De su chica a la princesa de la mafia
En el Upper East Side de Nueva York vivían dos herederos: uno, un fanático de la velocidad que se adueñaba de las pistas de carreras; el otro, un genio de las finanzas que movía capitales a su antojo.
Venían de familias igual de poderosas y, aunque sus personalidades eran opuestas, crecieron juntos y cada uno veía en el otro a su único amigo incondicional.
Se habían peleado por mujeres, habían discutido a gritos por apuestas en las carreras... y aun así, a los quince años coincidieron por primera y única vez en algo: llevar colgado un pin de cobre sencillo, con una "M" grabada de forma apenas visible en la parte trasera.
Era una pieza que Mía había hecho casi sin pensar, en una clase de manualidades, sin que nadie en el salón supiera quién era en realidad.
Ellos, en cambio, llevaron ese pin durante diez años.
Ni en un podio de Fórmula 1, ni cerrando una inversión millonaria en la Bolsa... jamás se lo quitaron.
Hasta que apareció Elena.
La hija consentida de un nuevo magnate, que les cosió a mano un parche de tela con hilo dorado.

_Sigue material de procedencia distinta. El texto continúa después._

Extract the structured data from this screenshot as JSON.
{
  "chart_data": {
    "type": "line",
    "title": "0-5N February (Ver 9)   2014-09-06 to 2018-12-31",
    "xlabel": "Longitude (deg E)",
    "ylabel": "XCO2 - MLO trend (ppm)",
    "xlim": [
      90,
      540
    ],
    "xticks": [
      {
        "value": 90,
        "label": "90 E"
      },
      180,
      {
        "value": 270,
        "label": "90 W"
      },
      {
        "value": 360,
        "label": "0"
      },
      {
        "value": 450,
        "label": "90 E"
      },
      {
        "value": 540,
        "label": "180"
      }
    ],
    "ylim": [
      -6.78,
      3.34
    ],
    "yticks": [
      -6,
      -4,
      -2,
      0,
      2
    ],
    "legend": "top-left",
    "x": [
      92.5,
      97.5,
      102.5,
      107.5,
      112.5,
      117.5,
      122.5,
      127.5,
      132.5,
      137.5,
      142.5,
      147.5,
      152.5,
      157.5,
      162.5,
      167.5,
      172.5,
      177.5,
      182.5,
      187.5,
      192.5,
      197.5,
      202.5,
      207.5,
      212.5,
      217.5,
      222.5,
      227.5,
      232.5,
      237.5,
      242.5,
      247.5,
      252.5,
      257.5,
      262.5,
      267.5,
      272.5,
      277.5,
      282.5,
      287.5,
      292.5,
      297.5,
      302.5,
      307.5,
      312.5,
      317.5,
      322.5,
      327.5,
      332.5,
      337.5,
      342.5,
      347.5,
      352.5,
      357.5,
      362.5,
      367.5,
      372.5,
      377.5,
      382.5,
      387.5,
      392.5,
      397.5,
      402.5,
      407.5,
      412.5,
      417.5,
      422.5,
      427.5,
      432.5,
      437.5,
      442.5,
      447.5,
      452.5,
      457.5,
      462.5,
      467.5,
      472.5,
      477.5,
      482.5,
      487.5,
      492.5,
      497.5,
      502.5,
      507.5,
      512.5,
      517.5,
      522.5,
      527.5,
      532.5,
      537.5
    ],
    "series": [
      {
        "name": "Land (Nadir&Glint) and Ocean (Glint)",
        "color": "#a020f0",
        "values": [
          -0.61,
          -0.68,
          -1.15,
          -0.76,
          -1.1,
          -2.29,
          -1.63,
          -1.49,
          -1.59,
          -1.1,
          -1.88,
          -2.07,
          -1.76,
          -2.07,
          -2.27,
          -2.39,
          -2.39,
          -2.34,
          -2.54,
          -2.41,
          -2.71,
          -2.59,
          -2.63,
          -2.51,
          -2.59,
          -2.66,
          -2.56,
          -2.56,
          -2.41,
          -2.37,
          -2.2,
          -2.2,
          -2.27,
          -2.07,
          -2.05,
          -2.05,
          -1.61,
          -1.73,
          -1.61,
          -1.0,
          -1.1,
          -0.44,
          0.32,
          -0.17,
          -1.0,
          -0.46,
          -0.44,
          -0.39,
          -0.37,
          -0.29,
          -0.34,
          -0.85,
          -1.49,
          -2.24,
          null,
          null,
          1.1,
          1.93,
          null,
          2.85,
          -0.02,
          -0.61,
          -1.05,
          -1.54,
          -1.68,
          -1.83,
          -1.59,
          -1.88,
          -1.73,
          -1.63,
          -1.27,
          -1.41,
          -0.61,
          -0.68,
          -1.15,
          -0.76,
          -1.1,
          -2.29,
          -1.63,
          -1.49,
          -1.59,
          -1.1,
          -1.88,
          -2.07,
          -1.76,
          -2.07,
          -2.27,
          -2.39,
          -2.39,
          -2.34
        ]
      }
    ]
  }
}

Simple, como esos que en un tianguis o feria venden tres por un dólar.
Pero, sin decir una palabra, ambos se quitaron el pin de cobre y se pusieron el parche nuevo.
Mía no comentó nada.
Solo guardó en silencio una vieja fotografía de ellos que había recortado de un periódico.
Esa noche, llamó a su padre en Sicilia.
Su voz sonó tranquila, firme:
—Papá... acepto la alianza matrimonial.